Glass generally refers to hard, brittle, transparent material, such as those used for windows, many bottles, or eyewear. Examples of such solid materials include, but are not limited to, soda-lime glass, borosilicate glass, acrylic glass, sugar glass, isinglass (Muscovy-glass), or aluminium oxynitride. In the technical sense, glass is an inorganic product of fusion which has been cooled through the glass transition to a rigid condition without crystallizing. Many glasses contain silica as their main component and glass former.

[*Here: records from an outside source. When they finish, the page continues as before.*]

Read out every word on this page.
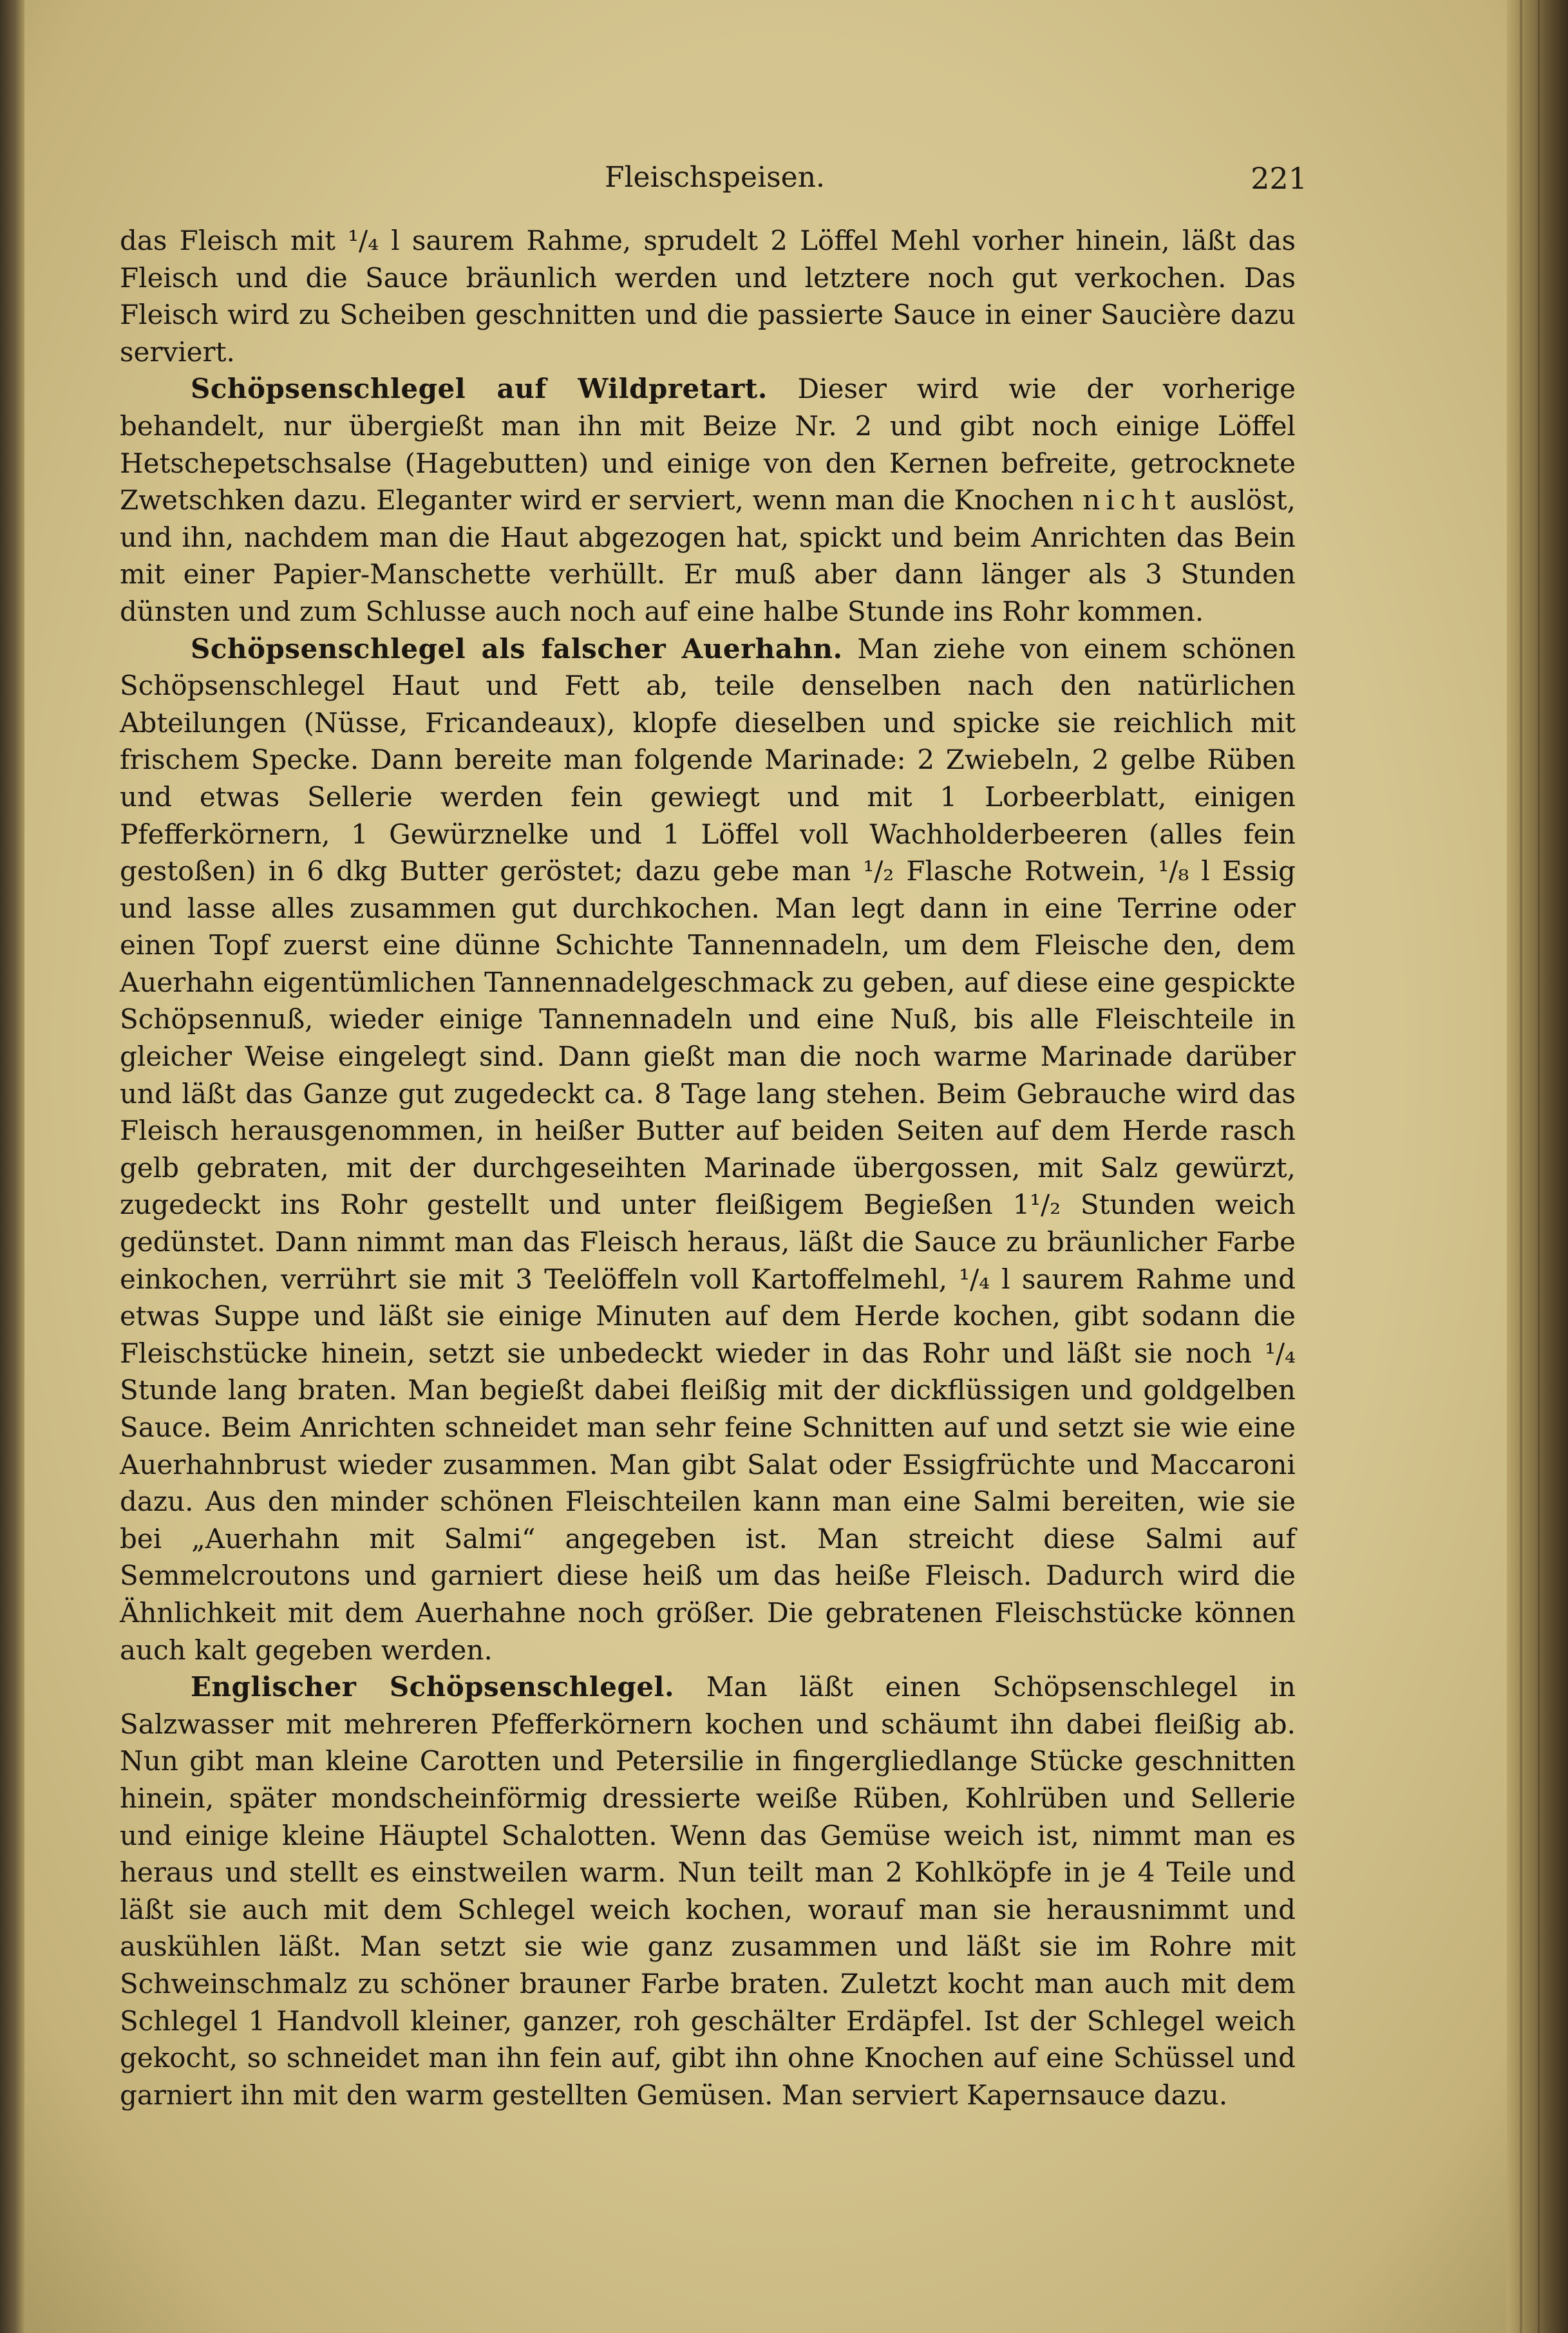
Fleischspeisen.	221

das Fleisch mit ¹/₄ l saurem Rahme, sprudelt 2 Löffel Mehl vorher hinein, läßt das Fleisch und die Sauce bräunlich werden und letztere noch gut verkochen. Das Fleisch wird zu Scheiben geschnitten und die passierte Sauce in einer Saucière dazu serviert.

Schöpsenschlegel auf Wildpretart. Dieser wird wie der vorherige behandelt, nur übergießt man ihn mit Beize Nr. 2 und gibt noch einige Löffel Hetschepetschsalse (Hagebutten) und einige von den Kernen befreite, getrocknete Zwetschken dazu. Eleganter wird er serviert, wenn man die Knochen nicht auslöst, und ihn, nachdem man die Haut abgezogen hat, spickt und beim Anrichten das Bein mit einer Papier-Manschette verhüllt. Er muß aber dann länger als 3 Stunden dünsten und zum Schlusse auch noch auf eine halbe Stunde ins Rohr kommen.

Schöpsenschlegel als falscher Auerhahn. Man ziehe von einem schönen Schöpsenschlegel Haut und Fett ab, teile denselben nach den natürlichen Abteilungen (Nüsse, Fricandeaux), klopfe dieselben und spicke sie reichlich mit frischem Specke. Dann bereite man folgende Marinade: 2 Zwiebeln, 2 gelbe Rüben und etwas Sellerie werden fein gewiegt und mit 1 Lorbeerblatt, einigen Pfefferkörnern, 1 Gewürznelke und 1 Löffel voll Wachholderbeeren (alles fein gestoßen) in 6 dkg Butter geröstet; dazu gebe man ¹/₂ Flasche Rotwein, ¹/₈ l Essig und lasse alles zusammen gut durchkochen. Man legt dann in eine Terrine oder einen Topf zuerst eine dünne Schichte Tannennadeln, um dem Fleische den, dem Auerhahn eigentümlichen Tannennadelgeschmack zu geben, auf diese eine gespickte Schöpsennuß, wieder einige Tannennadeln und eine Nuß, bis alle Fleischteile in gleicher Weise eingelegt sind. Dann gießt man die noch warme Marinade darüber und läßt das Ganze gut zugedeckt ca. 8 Tage lang stehen. Beim Gebrauche wird das Fleisch herausgenommen, in heißer Butter auf beiden Seiten auf dem Herde rasch gelb gebraten, mit der durchgeseihten Marinade übergossen, mit Salz gewürzt, zugedeckt ins Rohr gestellt und unter fleißigem Begießen 1¹/₂ Stunden weich gedünstet. Dann nimmt man das Fleisch heraus, läßt die Sauce zu bräunlicher Farbe einkochen, verrührt sie mit 3 Teelöffeln voll Kartoffelmehl, ¹/₄ l saurem Rahme und etwas Suppe und läßt sie einige Minuten auf dem Herde kochen, gibt sodann die Fleischstücke hinein, setzt sie unbedeckt wieder in das Rohr und läßt sie noch ¹/₄ Stunde lang braten. Man begießt dabei fleißig mit der dickflüssigen und goldgelben Sauce. Beim Anrichten schneidet man sehr feine Schnitten auf und setzt sie wie eine Auerhahnbrust wieder zusammen. Man gibt Salat oder Essigfrüchte und Maccaroni dazu. Aus den minder schönen Fleischteilen kann man eine Salmi bereiten, wie sie bei „Auerhahn mit Salmi“ angegeben ist. Man streicht diese Salmi auf Semmelcroutons und garniert diese heiß um das heiße Fleisch. Dadurch wird die Ähnlichkeit mit dem Auerhahne noch größer. Die gebratenen Fleischstücke können auch kalt gegeben werden.

Englischer Schöpsenschlegel. Man läßt einen Schöpsenschlegel in Salzwasser mit mehreren Pfefferkörnern kochen und schäumt ihn dabei fleißig ab. Nun gibt man kleine Carotten und Petersilie in fingergliedlange Stücke geschnitten hinein, später mondscheinförmig dressierte weiße Rüben, Kohlrüben und Sellerie und einige kleine Häuptel Schalotten. Wenn das Gemüse weich ist, nimmt man es heraus und stellt es einstweilen warm. Nun teilt man 2 Kohlköpfe in je 4 Teile und läßt sie auch mit dem Schlegel weich kochen, worauf man sie herausnimmt und auskühlen läßt. Man setzt sie wie ganz zusammen und läßt sie im Rohre mit Schweinschmalz zu schöner brauner Farbe braten. Zuletzt kocht man auch mit dem Schlegel 1 Handvoll kleiner, ganzer, roh geschälter Erdäpfel. Ist der Schlegel weich gekocht, so schneidet man ihn fein auf, gibt ihn ohne Knochen auf eine Schüssel und garniert ihn mit den warm gestellten Gemüsen. Man serviert Kapernsauce dazu.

In the scientific sense the term glass is often extended to all amorphous solids (and melts that easily form amorphous solids), including plastics, resins, or other silica-free amorphous solids. In addition, besides traditional melting techniques, any other means of preparation are considered, such as ion implantation, and the sol-gel method. However, glass science and physics commonly includes only inorganic amorphous solids, while plastics and similar organics are covered by polymer science, biology and further scientific disciplines.

Glass plays an essential role in science and industry. The optical and physical properties of glass make it suitable for applications such as flat glass, container glass, optics and optoelectronics material, laboratory equipment, thermal insulator (glass wool), reinforcement fiber (glass-reinforced plastic, glass fiber reinforced concrete), and art.

The term glass developed in the late Roman Empire. It was in the Roman glassmaking center at Trier, Germany, that the late-Latin term glesum originated, probably from a Germanic word for a transparent, lustrous substance.